Avoiding over-thinking
The aim here is to avoid excessive processing. In the examples above we saw how expression evaluation can be unintuitive and in some cases expensive. How to solve this will vary between different sets of data, but we’ll look at a couple of options.
A simple and effective approach is to split the function into multiple parts and persist values in a temporary table. This ensures expressions are only evaluated once, and only where missing values are still present. Based on the examples above, it may look like this:
CREATE TABLE #Posts (
PostID INT PRIMARY KEY,
AnswerCount INT
);
INSERT INTO #Posts
SELECT Id, AnswerCount
FROM dbo.Posts
WHERE PostTypeId = 1; /* Question */
UPDATE p
SET p.AnswerCount = (
SELECT COUNT(1)
FROM dbo.Posts x
WHERE x.PostTypeId = 2 /* Answer */
AND x.ParentID = p.PostID)
FROM #Posts p
WHERE p.AnswerCount IS NULL;
UPDATE p
SET p.AnswerCount = 0 /* Default */
FROM #Posts p
WHERE p.AnswerCount IS NULL;
Another option is to build a native CASE statement with selective clauses in order of increasing complexity. The goal here is to get the benefit of short-circuiting and drop out of the CASE as soon as it’s feasible to find a result. Logic for expensive expressions should be as late as possible to try and avoid their evaluation. Short circuit evaluation isn’t strictly guaranteed, so this approach will reduce the risk but not eliminate entirely.
It should also be noted that a solid schema design can avoid complications with either of these.
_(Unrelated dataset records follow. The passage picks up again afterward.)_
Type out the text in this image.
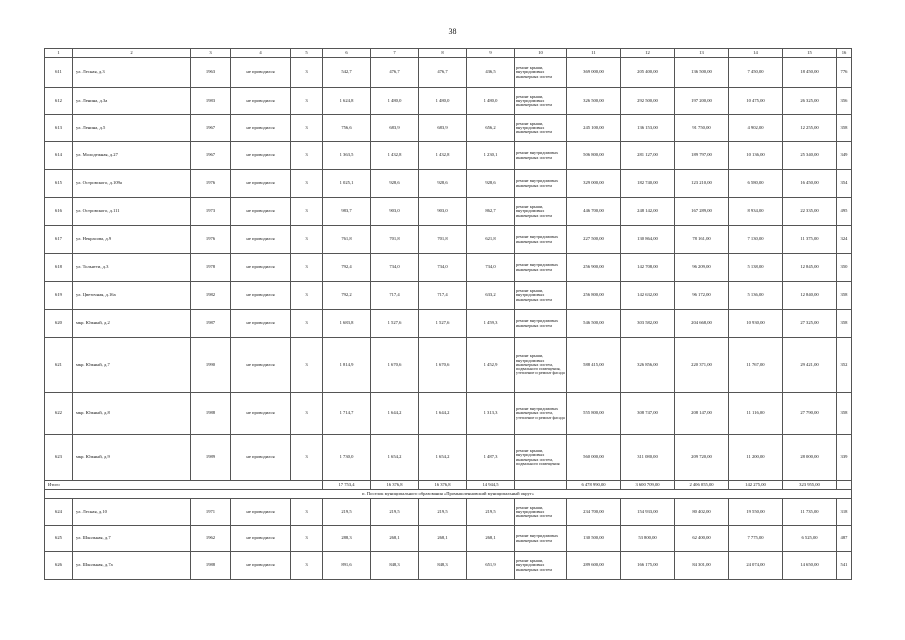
38
1	2	3	4	5	6	7	8	9	10	11	12	13	14	15	16
611	ул. Лесная, д.3	1963	не проводился	3	542,7	476,7	476,7	436,5	ремонт крыши, внутридомовых инженерных систем	369 000,00	205 400,00	136 500,00	7 450,00	18 450,00	776
612	ул. Ленина, д.3а	1983	не проводился	3	1 624,8	1 480,0	1 480,0	1 480,0	ремонт крыши, внутридомовых инженерных систем	326 500,00	292 500,00	197 200,00	10 475,00	26 325,00	356
613	ул. Ленина, д.5	1967	не проводился	3	756,6	683,9	683,9	656,2	ремонт крыши, внутридомовых инженерных систем	245 100,00	136 153,00	91 750,00	4 902,00	12 255,00	358
614	ул. Молодежная, д.27	1967	не проводился	3	1 363,5	1 432,8	1 432,8	1 230,1	ремонт внутридомовых инженерных систем	506 800,00	281 127,00	189 797,00	10 136,00	25 340,00	349
615	ул. Островского, д.109а	1976	не проводился	3	1 025,1	928,6	928,6	928,6	ремонт внутридомовых инженерных систем	329 000,00	182 740,00	123 210,00	6 580,00	16 450,00	354
616	ул. Островского, д.111	1973	не проводился	3	983,7	903,0	903,0	862,7	ремонт крыши, внутридомовых инженерных систем	446 700,00	248 142,00	167 289,00	8 934,00	22 335,00	495
617	ул. Некрасова, д.9	1976	не проводился	3	761,8	701,8	701,8	621,8	ремонт внутридомовых инженерных систем	227 500,00	130 864,00	78 161,00	7 130,00	11 375,00	324
618	ул. Тольятти, д.3	1978	не проводился	3	792,4	734,0	734,0	734,0	ремонт внутридомовых инженерных систем	256 900,00	142 708,00	96 209,00	5 138,00	12 845,00	350
619	ул. Цветочная, д.16а	1982	не проводился	3	792,2	717,4	717,4	633,2	ремонт крыши, внутридомовых инженерных систем	256 800,00	142 632,00	96 172,00	5 136,00	12 840,00	358
620	мкр. Южный, д.2	1987	не проводился	3	1 683,8	1 527,6	1 527,6	1 459,3	ремонт внутридомовых инженерных систем	546 500,00	303 582,00	204 668,00	10 930,00	27 325,00	358
621	мкр. Южный, д.7	1990	не проводился	3	1 814,9	1 670,6	1 670,6	1 452,9	ремонт крыши, внутридомовых инженерных систем, подвального помещения, утепление и ремонт фасада	588 415,00	326 856,00	220 371,00	11 767,00	29 421,00	352
622	мкр. Южный, д.8	1988	не проводился	3	1 714,7	1 644,2	1 644,2	1 313,3	ремонт внутридомовых инженерных систем, утепление и ремонт фасада	555 800,00	308 747,00	208 147,00	11 116,00	27 790,00	358
623	мкр. Южный, д.9	1989	не проводился	3	1 730,0	1 654,2	1 654,2	1 487,3	ремонт крыши, внутридомовых инженерных систем, подвального помещения	560 000,00	311 080,00	209 720,00	11 200,00	28 000,00	339
Итого					17 753,4	16 376,8	16 376,8	14 944,5		6 478 990,00	3 600 709,00	2 406 055,00	142 275,00	323 955,00	
п. Поселок муниципального образования «Промышленновский муниципальный округ»															
624	ул. Лесная, д.10	1971	не проводился	3	219,5	219,5	219,5	219,5	ремонт крыши, внутридомовых инженерных систем	234 700,00	154 933,00	80 402,00	19 550,00	11 735,00	318
625	ул. Школьная, д.7	1962	не проводился	3	288,3	268,1	268,1	268,1	ремонт внутридомовых инженерных систем	130 500,00	53 800,00	62 400,00	7 775,00	6 525,00	487
626	ул. Школьная, д.7а	1988	не проводился	3	891,6	848,3	848,3	651,9	ремонт крыши, внутридомовых инженерных систем	289 600,00	166 175,00	84 301,00	24 074,00	14 650,00	541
Ensuring that column values are populated and fields marked as NOT NULL, we negate the behaviour above as the engine will optimise and simplify the plan accordingly.
Wrap up
In this post we’ve looked at expression evaluation with ISNULL and COALESCE functions. Whilst both work well for simple column references, introducing complex expressions, subqueries, or functions can become expensive if evaluation isn’t considered.
The ISNULL function can add overhead by evaluating fallback expressions which aren’t needed, and COALESCE can evaluate expressions multiple times due to the underlying CASE statement.
With a solid understanding of both your data and these functions, you can make decisions on which function is most appropriate. If the cost for evaluation is too high, we’ve looked at alternatives which may be more effective. These will be more verbose, however they’ll provide greater control over expression evaluation and reduce the risk of surprises.
When eliminating NULL values using expressions, the choice between ISNULL vs. COALESCE changes from preference to performance.